Mach Number, World Records, and Propellers

Mach number has been tossed around so often in the popular press since the 1950's that the word has seeped in to the public argot. Cars and soap powders are named "Mach 1", or maybe "Mach 2" when they become "new and improved". Mach number is an important parameter in many `full size' aircraft design and operations. For scale models the importance for aircraft design is essentially nil, but there is still a possible problem with propellers at the model scale.

The Mach number, named after the Austrian scientist Ernst Mach (1836-1916), is the ratio of a velocity of an object in a fluid medium to the speed of sound in the medium. "Speed of sound" means the velocity with which very small pressure disturbances travel. For air over the whole range of pressures and temperatures that aircraft operate in this speed depends only on the temperature. In air at normal conditions it is in the range of 600 to 700 mph. (Statute miles per hour). In water, for example, the speed of sound is many times larger than it is in air.

At Mach numbers beyond 0.7 or so the fact that the air is compressible has an increasing influence on the flow around a body. At Mach number 1 and above the flow is radically different. For this reason the words "compressibility effects" and Mach number are synonymous. The Mach number at which compressibility effects become large and drag begins to rise very rapidly is called the "drag divergence" Mach number.

Propeller tips can get close to or past the airfoil critical Mach number. The compressibility effects include a rapid increase in drag and shock stalls. This note will explain how to test for this kind of problem in your model. It may NOT be a problem if you want a lot of prop noise. In that case you'll find out how to makes sure you create the noise you love.

The graph below shows the speed of sound for air as a function of temperature. The graph is in "model builder units", that is speed in US statute miles per hour and temperature in degrees F.

Remember the F-86? Even with the swept back wing the critical Mach number was a problem. With that airplane, as with most of them in that era, the critical Mach number fixed the maximum speed. Despite adding more power the level flight top speed increased very little, staying close to the critical Mach number.

The British had captured the aircraft speed record after the war. The rules were that the flight would take place at an altitude of about 75 meters and the aircraft was not allowed to exceed something like 300 meters during the whole flight. Further, once a record was set, it had to be exceeded by 3% in order to break it.

The US Air Force and North American recognized the F86 had the potential to break the record. They wanted to capture the record for the U.S., but they wanted to put it out of reach for a significant length of time.

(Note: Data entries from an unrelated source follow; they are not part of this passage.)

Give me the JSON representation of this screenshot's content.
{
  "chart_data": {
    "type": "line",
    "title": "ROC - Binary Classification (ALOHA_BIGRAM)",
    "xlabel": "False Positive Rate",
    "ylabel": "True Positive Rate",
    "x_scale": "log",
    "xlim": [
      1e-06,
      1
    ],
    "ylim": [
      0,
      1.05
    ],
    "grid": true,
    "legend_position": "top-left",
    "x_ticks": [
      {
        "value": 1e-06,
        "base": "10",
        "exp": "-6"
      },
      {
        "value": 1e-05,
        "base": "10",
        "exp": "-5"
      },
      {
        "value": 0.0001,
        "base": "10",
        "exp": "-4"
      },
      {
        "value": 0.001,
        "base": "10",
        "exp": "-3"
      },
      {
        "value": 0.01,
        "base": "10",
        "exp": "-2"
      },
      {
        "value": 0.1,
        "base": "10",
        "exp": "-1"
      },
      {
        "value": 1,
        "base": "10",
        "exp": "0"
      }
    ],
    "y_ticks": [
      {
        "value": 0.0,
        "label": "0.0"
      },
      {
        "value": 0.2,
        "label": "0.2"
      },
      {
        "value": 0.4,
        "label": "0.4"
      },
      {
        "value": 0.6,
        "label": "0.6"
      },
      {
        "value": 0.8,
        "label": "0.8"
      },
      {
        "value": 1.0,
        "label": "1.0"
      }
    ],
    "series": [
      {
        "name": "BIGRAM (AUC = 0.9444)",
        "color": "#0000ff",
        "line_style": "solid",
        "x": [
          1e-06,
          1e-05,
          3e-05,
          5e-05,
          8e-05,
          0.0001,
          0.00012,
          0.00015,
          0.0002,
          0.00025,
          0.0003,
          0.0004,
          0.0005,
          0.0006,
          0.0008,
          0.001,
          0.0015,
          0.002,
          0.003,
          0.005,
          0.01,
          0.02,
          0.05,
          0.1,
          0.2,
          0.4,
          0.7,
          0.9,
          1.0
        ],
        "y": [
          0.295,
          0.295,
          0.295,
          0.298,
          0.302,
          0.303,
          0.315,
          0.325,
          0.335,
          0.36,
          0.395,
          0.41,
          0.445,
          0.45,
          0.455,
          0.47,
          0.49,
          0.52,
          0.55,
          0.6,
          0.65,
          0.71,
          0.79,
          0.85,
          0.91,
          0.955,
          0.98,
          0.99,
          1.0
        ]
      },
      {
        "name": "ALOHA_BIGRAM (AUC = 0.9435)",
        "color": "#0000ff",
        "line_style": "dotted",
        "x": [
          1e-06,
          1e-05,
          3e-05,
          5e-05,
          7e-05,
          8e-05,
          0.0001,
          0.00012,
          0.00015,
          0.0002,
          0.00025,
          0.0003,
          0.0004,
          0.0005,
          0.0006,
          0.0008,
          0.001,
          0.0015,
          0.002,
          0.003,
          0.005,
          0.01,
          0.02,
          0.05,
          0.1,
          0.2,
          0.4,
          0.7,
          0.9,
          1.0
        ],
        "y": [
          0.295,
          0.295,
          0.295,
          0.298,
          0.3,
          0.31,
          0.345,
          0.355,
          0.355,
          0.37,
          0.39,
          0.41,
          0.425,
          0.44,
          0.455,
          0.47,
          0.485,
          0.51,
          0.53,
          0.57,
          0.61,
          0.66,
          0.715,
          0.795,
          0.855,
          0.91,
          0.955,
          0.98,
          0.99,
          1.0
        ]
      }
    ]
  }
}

So if you are stuck at a given Mach number you go faster where it's hot, and the U.S. had hot places.

On July 16, 1954 the F86-D set a world speed record of 715.7 mph at Salton Sea, CA. Summer in the California Desert at sea level. Look at the graph below. You'll see that going from 60 F to 100 F is worth more than 3.5% in speed at 0.9 Mach number.

So why is the "critical Mach number" less than 1 and when do propeller blades run up against it?

The airflow over a lifting airfoil is accelerated. The speeds at some point on the airfoil will be significantly higher than the velocity of the airfoil relative to the air. So local supersonic flow is possible at subsonic speeds,and drag rise begins near this speed. Thick airfoils and airfoils at high angle of attack have a lower drag divergence Mach number and at the low Reynolds numbers model propellers run at the divergence Mach number can be as low as 0.6. As a rule any Mach number over 0.7 will be experiencing some transonic drag rise if it operates with any lift.

As a check the graph below will give you some idea about the propeller tip Mach number and whether it is high enough to give you any problem. See the next graph for an example of drag divergence.

Drag divergence Mach number from some tunnel tests on relatively small chord airfoils is shown in the last graph. The data are for a NACA 4-digit airfoil similar to that used on model aircraft propellers, although not the best choice! There are curves for 12% and 6% thick sections and several angles of attack. Note that for the 12% section drag divergence can begin at very low mach numbers.